[Tutor] Re:Base 207 compression algorithm
Blake Winton
bwinton@latte.ca
Thu Jun 26 23:10:04 2003
* Jeff Shannon <jeff@ccvcorp.com> [030626 20:39]:
> >>However, you're not going to have any luck in actually doing any math
> >>with either of these strings.
> >Sure you can. You convert back to decimal.
> No, because your computer can't do math on a string of decimal digits.
> It needs to convert that into a binary number somehow before it can do
> math. And it can *store* it as a binary number a lot more efficiently
> than it can store it as a string of digit characters, no matter what
> encoding scheme you use for those characters.
Well, that's not entirely true...
_I_ know how to do arithmatic in decimal. It's kind of painful,
but it's possible.
i.e.:
def stringPlus( x, y ):
if len(x) < len(y):
x = ("0" * (len(y)-len(x))) + x
elif len(y) < len(x):
y = ("0" * (len(x)-len(y))) + y
carry = "0"
answer = ""
digitCount = len(x)
for i in range(digitCount):
xDigit = x[len(x)-1-i]
yDigit = y[len(x)-1-i]
(newDigit, carry) = add( xDigit, yDigit, carry )
answer = newDigit + answer
if carry != "0":
answer = carry + answer
return answer
def add( x, y, carry ):
(newDigit,carry) = addTwo( x, y )
(newDigit,carry) = addTwo( newDigit, carry )
return (newDigit,carry)
def addTwo( x, y ):
if x == "0":
return y,"0"
elif y == "0":
return x,"0"
elif x == "1":
if y == "1":
return "2","0"
if y == "2":
return "3","0"
# The rest of this elif left as an exercise for the reader.
elif x == "2":
if y == "1":
return "3","0"
if y == "2":
return "4","0"
elif x == "3":
if y == "1":
return "4","0"
if y == "2":
return "5","0"
# Aw, heck, you can fill in the rest of this method too.

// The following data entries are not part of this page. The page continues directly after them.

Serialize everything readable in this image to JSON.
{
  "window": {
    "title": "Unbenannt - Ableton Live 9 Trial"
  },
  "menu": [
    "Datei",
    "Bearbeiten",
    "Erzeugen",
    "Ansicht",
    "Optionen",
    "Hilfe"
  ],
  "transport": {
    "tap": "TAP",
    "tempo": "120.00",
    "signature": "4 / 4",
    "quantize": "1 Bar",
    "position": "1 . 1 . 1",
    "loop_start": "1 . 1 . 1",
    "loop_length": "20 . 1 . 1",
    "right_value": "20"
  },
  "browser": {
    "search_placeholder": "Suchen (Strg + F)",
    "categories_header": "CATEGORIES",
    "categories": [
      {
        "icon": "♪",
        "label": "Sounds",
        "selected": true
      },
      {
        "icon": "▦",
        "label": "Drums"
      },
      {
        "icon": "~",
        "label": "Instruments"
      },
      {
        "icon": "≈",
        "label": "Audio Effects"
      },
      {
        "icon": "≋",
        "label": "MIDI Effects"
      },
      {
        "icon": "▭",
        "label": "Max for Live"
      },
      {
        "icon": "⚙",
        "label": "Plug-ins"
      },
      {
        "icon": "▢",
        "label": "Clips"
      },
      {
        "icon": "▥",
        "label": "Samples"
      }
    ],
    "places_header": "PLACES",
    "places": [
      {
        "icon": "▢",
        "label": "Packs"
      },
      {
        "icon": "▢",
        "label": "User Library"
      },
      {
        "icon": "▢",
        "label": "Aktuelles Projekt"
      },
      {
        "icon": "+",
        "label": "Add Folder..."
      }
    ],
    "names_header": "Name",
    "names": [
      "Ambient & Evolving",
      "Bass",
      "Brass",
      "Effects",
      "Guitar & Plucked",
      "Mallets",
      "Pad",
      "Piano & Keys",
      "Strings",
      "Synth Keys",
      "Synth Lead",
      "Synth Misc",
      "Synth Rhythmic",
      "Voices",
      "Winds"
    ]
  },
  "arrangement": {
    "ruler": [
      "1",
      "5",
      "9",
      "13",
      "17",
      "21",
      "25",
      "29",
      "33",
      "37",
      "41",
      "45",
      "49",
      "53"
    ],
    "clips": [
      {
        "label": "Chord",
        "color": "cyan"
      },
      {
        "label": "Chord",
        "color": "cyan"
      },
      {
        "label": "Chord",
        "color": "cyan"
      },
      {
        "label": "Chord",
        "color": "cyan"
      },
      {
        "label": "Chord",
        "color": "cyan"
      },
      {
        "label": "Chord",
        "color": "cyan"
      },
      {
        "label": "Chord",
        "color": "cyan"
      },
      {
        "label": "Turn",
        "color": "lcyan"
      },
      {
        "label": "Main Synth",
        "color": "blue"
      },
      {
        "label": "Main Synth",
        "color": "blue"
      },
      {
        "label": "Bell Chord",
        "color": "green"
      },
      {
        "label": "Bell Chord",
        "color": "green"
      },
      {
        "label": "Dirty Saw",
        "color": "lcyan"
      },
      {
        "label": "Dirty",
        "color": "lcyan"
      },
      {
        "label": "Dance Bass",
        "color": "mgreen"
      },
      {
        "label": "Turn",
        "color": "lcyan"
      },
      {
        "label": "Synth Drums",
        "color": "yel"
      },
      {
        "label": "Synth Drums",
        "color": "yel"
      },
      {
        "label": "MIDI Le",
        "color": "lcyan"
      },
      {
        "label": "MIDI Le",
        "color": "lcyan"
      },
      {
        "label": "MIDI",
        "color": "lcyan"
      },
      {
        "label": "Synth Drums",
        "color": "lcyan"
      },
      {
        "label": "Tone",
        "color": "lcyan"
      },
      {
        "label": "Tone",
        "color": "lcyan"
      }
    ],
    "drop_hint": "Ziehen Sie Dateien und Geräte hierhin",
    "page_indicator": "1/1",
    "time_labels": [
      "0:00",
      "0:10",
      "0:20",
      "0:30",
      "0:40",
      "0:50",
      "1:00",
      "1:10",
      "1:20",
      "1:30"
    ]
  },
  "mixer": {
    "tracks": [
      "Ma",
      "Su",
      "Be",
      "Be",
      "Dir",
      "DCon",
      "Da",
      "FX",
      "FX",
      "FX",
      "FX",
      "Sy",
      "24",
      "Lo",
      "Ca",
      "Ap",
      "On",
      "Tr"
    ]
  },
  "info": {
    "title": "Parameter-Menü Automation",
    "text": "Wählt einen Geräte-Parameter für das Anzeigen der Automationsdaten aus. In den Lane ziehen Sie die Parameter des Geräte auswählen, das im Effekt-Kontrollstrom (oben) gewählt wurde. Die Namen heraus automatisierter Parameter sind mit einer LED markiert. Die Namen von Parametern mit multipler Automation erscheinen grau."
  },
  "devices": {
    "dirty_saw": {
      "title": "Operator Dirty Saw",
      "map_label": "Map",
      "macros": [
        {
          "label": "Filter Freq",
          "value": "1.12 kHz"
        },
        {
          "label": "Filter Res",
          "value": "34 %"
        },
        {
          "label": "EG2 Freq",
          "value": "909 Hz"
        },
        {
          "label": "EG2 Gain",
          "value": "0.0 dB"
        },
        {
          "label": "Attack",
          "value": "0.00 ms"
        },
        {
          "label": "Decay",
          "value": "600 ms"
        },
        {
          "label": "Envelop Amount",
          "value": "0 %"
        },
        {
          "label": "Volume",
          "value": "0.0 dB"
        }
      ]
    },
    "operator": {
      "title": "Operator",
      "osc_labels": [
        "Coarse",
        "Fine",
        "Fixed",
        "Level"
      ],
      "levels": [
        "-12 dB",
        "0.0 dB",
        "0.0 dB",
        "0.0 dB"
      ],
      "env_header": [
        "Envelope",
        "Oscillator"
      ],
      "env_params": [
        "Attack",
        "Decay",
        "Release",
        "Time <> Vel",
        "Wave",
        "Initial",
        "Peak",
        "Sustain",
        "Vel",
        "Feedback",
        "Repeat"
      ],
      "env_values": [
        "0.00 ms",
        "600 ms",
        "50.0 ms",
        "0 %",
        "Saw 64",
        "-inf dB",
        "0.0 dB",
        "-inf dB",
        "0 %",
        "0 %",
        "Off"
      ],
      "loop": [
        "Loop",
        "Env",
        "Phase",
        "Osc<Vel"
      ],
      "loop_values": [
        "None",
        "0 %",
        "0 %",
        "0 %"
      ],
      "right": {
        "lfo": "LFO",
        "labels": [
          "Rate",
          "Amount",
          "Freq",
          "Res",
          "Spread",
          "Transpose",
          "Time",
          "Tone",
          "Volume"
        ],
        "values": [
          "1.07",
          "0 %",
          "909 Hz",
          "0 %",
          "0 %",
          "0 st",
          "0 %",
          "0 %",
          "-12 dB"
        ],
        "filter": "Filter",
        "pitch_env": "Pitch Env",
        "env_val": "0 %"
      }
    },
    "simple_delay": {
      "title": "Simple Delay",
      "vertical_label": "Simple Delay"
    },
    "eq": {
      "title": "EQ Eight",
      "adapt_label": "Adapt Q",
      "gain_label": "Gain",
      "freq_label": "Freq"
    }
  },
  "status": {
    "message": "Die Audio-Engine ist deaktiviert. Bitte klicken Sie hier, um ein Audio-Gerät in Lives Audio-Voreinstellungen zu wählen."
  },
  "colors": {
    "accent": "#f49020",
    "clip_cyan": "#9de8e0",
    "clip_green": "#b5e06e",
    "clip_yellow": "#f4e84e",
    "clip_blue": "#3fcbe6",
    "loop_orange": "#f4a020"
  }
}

if __name__ == "__main__":
print stringPlus( "123", "11" )
Notice that I didn't even cheat and use "ord" and "chr". :)
> Like I said, learn how your computer works at the level of registers,
> and how the floating-point unit operates, and you'll understand this a
> bit better.
This, of course, is always good advice.
> >So you admit I have reduced the file size of 5000 digits of pi to 2100
Let me just theorize for a second here on how I might compress
5000 digits of pi. First, I'm going to assume that those 5000
digits are in base 10. So, I can get an integer by multiplying
that number by 10^5000. Follow me?
Here's some code:
>>> # Okay, so I'll approximate pi, so sue me.
>>> x = "3141592654" + "0"*4990
>>> len(x)
5000
>>> y = long(x)
>>> # So now we have pi as a number. Let's shift it right by a bit.
>>> y >> 16607
1L
>>> # Neat, so we now know that y takes 16607 bits to store.
>>> # Each byte is 8 bits, so we can store y as 16608/8 bytes.
>>> 16608/8
2076
So, the smallest you can store 5000 random digits as is 2076 bytes.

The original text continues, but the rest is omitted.